Добавить в цитаты Настройки чтения

Страница 1 из 5



Александр Исаевич Воинов.

Партбилет

Может ли быть в жизни человека час горше и тяжелее, чем тот, когда товарищи, с которыми ты равен и перед жизнью и перед смертью, с которыми, казалось, ты делишь все — и опасность, и тяжелый труд, и глоток солоноватой, теплой воды, — вдруг отказывают тебе в доверии?!

Это произошло на Волге в самые напряженные дни октябрьских боев. Уже веяло по дымным землянкам горячим ветром приближающегося большого наступления. Мы не знали, где и когда оно начнется, но были твердо убеждены: оно уже не за горами.
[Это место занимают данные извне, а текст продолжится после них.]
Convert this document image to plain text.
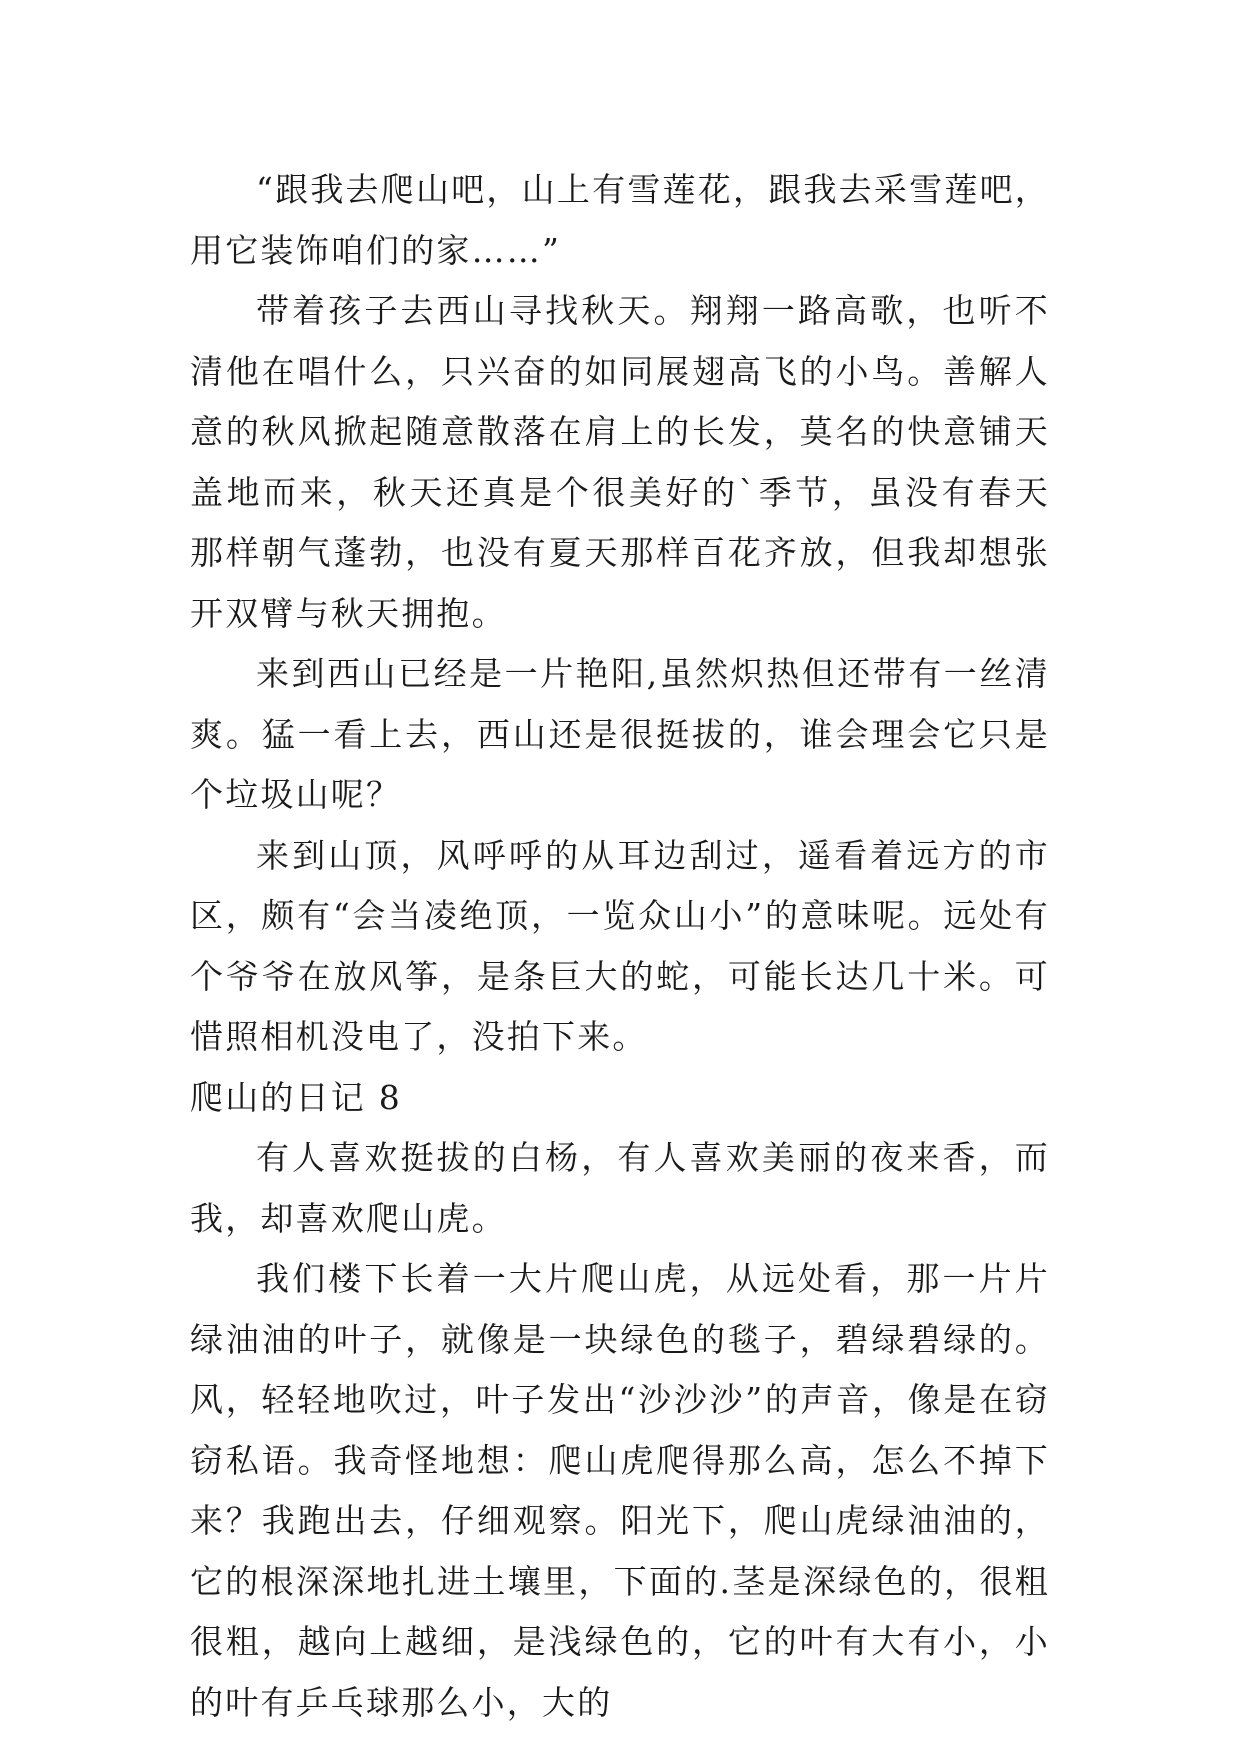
“跟我去爬山吧，山上有雪莲花，跟我去采雪莲吧，用它装饰咱们的家……”

带着孩子去西山寻找秋天。翔翔一路高歌，也听不清他在唱什么，只兴奋的如同展翅高飞的小鸟。善解人意的秋风掀起随意散落在肩上的长发，莫名的快意铺天盖地而来，秋天还真是个很美好的`季节，虽没有春天那样朝气蓬勃，也没有夏天那样百花齐放，但我却想张开双臂与秋天拥抱。

来到西山已经是一片艳阳,虽然炽热但还带有一丝清爽。猛一看上去，西山还是很挺拔的，谁会理会它只是个垃圾山呢？

来到山顶，风呼呼的从耳边刮过，遥看着远方的市区，颇有“会当凌绝顶，一览众山小”的意味呢。远处有个爷爷在放风筝，是条巨大的蛇，可能长达几十米。可惜照相机没电了，没拍下来。

爬山的日记 8

有人喜欢挺拔的白杨，有人喜欢美丽的夜来香，而我，却喜欢爬山虎。

我们楼下长着一大片爬山虎，从远处看，那一片片绿油油的叶子，就像是一块绿色的毯子，碧绿碧绿的。风，轻轻地吹过，叶子发出“沙沙沙”的声音，像是在窃窃私语。我奇怪地想：爬山虎爬得那么高，怎么不掉下来？我跑出去，仔细观察。阳光下，爬山虎绿油油的，它的根深深地扎进土壤里，下面的.茎是深绿色的，很粗很粗，越向上越细，是浅绿色的，它的叶有大有小，小的叶有乒乓球那么小，大的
В эти дни только в одной нашей бригаде больше ста человек подали заявление о приеме в партию. И одному из них было отказано. Это был Василий Логинов, мой боец.

Сейчас, по прошествии многих лет, когда я вспоминаю Василия Логинова, его костлявые узкие плечи, его растерянное лицо, освещенное тусклым светом «летучей мыши», и всех нас, его товарищей, вынесших свое жестокое решение, я отчетливо понимаю, что я и сам проходил вместе с ним суровое испытание, но не выдержал его. А жизнь мне готовила уже такой урок, который я запомнил навсегда, не мог не запомнить.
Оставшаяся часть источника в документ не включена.